Darüber hinaus müsse das Europäische Parlament beim Wiederaufbauplan eine sehr viel stärkere Rolle spielen. „Die Mitwirkung des Parlamentes ist nicht ausreichend. Wir müss­en stärker in die Verwendung der Mittel eingebunden werden und die Verbindung der In­vestitionen mit dem Klimaschutz muss verstärkt werden“, so Liese.

Er zeigte ebenso kein Verständnis dafür, dass die Forderung, sowohl der Europäischen Kommission als auch der deutsch-französischen Initiative, nämlich dass alle Länder die von dem Programm profitieren, bis 2050 klimaneutral sein müssen, am Widerstands Polens gescheitert sei. „Auch hier wird das Parlament nachbessern“, verspricht Liese.

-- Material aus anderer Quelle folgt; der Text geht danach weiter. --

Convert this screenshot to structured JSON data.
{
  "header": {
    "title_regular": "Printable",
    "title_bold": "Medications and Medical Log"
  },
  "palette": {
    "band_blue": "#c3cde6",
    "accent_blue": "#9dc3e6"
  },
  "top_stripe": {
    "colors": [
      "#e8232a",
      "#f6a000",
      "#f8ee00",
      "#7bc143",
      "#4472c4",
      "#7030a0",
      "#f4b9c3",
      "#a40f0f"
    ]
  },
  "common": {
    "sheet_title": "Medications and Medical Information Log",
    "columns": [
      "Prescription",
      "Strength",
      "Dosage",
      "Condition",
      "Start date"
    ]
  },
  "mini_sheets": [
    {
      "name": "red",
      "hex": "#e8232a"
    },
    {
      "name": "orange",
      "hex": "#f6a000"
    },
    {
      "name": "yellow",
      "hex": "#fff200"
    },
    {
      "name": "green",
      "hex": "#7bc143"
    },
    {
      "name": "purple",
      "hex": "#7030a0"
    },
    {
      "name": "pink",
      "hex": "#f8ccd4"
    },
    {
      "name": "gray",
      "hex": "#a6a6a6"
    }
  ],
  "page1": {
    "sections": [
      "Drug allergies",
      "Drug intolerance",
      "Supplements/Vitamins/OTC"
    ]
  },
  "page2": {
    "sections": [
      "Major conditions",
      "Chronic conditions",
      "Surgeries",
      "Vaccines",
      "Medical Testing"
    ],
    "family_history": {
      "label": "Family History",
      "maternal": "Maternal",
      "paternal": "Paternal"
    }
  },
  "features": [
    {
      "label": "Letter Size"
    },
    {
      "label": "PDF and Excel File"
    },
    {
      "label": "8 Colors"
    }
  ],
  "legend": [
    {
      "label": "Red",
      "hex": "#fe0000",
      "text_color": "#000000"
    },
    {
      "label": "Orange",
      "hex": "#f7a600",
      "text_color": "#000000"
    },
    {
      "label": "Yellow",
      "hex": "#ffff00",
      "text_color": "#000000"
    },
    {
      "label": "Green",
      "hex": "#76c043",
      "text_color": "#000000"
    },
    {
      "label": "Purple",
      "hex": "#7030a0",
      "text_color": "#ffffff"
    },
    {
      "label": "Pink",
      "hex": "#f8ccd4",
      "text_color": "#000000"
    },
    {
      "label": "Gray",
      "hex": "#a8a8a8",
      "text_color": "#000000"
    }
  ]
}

Es sei unvermeidlich, dass die Europäische Union jetzt sehr viele Schulden aufnehme. Man sei es aber der jungen Generation schuldig, dass man dann zumindest die richtigen Weichen stelle, damit der nächsten Generation nicht neben einem Schuldberg, auch noch eine zerstörte Umwelt hinterlassen werde.